PPG摘要 抑制受体PD1和LAG3在调节免疫耐受性和预防方面协同作用 自身免疫性。但是，它们还限制了肿瘤清除率和免疫组织性病毒感染。 PD1/lag3介导T细胞的固有控制，但也调节发育，稳态和功能 调节性T细胞（Tregs）。那就是抑制受体对于维持免疫控制至关重要，但也代表 有效抗肿瘤和抗病毒免疫的主要障碍。我们最近的研究强调了协同作用 PD1和LAG3的利用，在各种疾病环境中，包括自身免疫性，肿瘤和慢性病毒 感染。仅缺乏PD1或LAG3的小鼠表现出最小的免疫病理学，而小鼠则缺乏两者 PD1和LAG3患有致命的全身性自身免疫性疾病。我们还表明了组合封锁 PD1和LAG3的摄入可以恢复患有慢性病毒感染的小鼠中耗尽的T细胞，并诱导完整 患有预先存在的肿瘤的小鼠缓解。该PPG的主要目标和长期目标是确定 临界免疫中抑制受体之间的相对贡献和协同相互作用 人群。

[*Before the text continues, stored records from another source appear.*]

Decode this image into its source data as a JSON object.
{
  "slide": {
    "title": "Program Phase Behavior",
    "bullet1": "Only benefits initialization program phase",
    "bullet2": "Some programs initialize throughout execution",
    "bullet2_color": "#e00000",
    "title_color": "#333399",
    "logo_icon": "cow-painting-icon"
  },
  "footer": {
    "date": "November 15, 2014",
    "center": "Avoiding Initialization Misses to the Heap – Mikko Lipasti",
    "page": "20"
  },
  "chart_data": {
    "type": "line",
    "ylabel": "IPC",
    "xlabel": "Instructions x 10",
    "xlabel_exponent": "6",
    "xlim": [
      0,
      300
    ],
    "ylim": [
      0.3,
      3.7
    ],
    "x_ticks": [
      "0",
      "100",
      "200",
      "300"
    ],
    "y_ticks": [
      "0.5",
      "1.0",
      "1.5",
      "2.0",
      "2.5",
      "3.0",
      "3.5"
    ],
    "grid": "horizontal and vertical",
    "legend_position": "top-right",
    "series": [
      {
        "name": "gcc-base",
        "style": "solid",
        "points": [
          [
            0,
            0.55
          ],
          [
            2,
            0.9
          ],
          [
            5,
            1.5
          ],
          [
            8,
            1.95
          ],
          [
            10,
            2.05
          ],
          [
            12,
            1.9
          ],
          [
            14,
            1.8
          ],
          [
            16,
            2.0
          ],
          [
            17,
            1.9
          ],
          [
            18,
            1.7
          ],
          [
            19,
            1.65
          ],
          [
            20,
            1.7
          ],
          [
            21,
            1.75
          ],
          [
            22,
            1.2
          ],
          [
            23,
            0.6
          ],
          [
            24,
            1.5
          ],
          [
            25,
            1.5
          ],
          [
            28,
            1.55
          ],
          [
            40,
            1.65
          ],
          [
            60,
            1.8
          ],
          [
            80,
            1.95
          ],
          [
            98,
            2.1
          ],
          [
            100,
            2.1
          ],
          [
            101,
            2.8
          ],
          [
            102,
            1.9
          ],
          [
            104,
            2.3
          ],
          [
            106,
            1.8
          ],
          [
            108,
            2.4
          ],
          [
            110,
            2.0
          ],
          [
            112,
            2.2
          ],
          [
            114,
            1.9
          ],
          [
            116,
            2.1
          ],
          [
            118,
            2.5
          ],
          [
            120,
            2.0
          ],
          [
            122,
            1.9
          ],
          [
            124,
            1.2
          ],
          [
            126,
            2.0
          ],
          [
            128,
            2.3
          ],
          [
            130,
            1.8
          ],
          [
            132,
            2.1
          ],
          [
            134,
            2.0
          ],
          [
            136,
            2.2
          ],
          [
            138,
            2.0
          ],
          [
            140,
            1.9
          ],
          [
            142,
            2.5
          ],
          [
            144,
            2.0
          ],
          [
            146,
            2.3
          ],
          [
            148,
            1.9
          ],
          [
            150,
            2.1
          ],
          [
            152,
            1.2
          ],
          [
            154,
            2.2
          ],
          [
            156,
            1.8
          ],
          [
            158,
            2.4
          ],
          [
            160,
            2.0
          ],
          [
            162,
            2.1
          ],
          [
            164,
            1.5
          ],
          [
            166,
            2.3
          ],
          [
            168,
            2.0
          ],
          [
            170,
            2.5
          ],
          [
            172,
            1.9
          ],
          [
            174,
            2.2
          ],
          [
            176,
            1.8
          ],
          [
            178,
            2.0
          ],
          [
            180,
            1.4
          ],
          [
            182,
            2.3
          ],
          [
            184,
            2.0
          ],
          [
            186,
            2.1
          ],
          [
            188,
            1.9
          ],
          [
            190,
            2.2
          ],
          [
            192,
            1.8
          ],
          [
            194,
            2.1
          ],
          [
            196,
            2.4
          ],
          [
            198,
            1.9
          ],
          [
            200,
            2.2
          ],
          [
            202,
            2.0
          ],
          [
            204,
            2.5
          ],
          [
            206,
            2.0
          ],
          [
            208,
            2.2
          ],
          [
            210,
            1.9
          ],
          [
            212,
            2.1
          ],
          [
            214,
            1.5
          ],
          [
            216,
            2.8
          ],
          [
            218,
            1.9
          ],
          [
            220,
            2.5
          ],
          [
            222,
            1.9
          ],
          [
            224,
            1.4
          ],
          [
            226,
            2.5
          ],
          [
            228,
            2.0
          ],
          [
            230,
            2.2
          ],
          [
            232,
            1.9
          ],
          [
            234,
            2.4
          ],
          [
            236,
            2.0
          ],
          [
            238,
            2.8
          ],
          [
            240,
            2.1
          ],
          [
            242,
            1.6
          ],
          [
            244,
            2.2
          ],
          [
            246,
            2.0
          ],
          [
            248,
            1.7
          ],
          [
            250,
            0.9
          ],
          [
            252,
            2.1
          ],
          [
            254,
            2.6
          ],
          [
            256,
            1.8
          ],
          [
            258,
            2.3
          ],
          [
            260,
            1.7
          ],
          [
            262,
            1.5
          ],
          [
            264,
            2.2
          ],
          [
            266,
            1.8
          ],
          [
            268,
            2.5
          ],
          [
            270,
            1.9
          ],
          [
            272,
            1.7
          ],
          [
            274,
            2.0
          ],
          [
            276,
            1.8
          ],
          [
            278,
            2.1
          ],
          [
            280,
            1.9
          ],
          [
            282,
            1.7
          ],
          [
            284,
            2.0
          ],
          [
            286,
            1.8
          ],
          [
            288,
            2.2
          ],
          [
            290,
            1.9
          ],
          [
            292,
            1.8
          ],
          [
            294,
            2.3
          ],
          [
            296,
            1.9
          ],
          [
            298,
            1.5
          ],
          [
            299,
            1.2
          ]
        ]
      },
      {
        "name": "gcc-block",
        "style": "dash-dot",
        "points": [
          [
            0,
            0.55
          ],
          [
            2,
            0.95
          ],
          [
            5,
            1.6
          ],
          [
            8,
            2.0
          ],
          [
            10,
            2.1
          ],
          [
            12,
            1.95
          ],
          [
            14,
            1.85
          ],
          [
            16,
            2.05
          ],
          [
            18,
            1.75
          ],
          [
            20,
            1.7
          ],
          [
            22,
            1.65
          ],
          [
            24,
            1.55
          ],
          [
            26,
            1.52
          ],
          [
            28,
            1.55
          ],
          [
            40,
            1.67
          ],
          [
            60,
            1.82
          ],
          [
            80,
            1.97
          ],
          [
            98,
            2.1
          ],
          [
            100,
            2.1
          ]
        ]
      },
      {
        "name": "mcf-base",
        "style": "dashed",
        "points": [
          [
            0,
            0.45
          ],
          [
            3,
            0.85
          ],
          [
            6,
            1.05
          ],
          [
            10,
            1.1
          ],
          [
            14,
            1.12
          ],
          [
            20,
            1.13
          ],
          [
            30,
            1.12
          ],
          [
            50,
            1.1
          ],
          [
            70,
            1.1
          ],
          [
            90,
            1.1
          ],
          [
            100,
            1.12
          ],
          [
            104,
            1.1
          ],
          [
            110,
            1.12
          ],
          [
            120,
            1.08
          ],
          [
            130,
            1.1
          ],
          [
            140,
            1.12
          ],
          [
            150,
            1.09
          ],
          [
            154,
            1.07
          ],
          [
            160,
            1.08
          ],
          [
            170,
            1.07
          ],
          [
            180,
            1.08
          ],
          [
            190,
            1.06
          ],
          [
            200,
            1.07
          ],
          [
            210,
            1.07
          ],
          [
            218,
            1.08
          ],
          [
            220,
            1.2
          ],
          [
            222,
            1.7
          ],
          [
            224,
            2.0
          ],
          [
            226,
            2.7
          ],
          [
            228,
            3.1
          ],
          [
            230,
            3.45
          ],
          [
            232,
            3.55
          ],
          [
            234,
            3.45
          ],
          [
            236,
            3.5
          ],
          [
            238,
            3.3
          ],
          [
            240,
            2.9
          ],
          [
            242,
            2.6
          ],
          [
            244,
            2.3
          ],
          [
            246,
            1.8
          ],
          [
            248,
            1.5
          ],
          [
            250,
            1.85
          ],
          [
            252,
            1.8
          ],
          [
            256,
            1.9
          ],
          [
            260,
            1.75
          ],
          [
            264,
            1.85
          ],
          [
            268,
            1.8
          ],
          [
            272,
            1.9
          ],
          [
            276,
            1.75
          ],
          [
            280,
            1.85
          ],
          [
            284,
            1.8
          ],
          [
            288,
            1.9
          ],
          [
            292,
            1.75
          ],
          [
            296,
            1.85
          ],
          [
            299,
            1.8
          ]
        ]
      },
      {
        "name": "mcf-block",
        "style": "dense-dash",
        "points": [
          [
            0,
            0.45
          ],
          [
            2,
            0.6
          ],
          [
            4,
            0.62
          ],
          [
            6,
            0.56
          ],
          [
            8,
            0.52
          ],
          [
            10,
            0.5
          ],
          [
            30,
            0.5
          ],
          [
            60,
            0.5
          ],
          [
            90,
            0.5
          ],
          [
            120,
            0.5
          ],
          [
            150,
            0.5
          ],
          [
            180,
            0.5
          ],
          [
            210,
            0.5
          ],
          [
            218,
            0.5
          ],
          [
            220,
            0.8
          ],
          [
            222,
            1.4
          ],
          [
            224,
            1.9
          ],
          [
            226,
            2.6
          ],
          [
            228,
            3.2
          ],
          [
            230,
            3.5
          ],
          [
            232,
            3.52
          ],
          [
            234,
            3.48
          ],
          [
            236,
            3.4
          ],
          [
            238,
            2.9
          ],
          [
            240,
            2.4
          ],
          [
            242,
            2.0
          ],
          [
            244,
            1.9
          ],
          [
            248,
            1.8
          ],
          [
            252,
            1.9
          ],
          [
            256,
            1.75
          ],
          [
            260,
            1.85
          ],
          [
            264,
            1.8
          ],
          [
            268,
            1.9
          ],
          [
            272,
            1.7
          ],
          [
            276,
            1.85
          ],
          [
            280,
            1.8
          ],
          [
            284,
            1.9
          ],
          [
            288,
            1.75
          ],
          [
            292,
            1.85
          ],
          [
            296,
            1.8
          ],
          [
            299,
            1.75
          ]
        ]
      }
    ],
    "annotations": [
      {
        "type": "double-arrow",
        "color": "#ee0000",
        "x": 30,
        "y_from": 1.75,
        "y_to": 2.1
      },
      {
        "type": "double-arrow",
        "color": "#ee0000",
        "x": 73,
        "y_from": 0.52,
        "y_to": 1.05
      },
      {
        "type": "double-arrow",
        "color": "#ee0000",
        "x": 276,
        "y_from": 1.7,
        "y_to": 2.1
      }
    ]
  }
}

程序项目的范围将重点关注PD1和LAG3之间的相互作用 CD4+ T细胞，CD8+ T细胞和Treg在耐受性和自身免疫性的调节中（项目1），肿瘤 免疫（项目2）和慢性病毒感染（项目3）。我们的中心假设是“ PD1和LAG3 途径通过细胞和分子串扰协同作用，导致重叠和独特 集体调节CD4+ T Conv细胞，CD8+ T细胞和Treg功能的机制在自身免疫性，癌症中 和慢性病毒感染”。鉴于所有T细胞子集表达了PD1/LAG3，尚不清楚什么影响 在特定疾病环境中，PD1/LAG3的损失在特定细胞类型上。该PPG的主要优势 是否可用的独特工具可以促进特定T细胞中PD1和/或lag3的“外科手术”删除 组成或以暂时控制的方式进行亚群。该PPG将由四个核心支持； 行政（核心A），突变小鼠（核心B），功能基因组学和计算生物学（核心C）， 和免疫病理学核心（核心D）。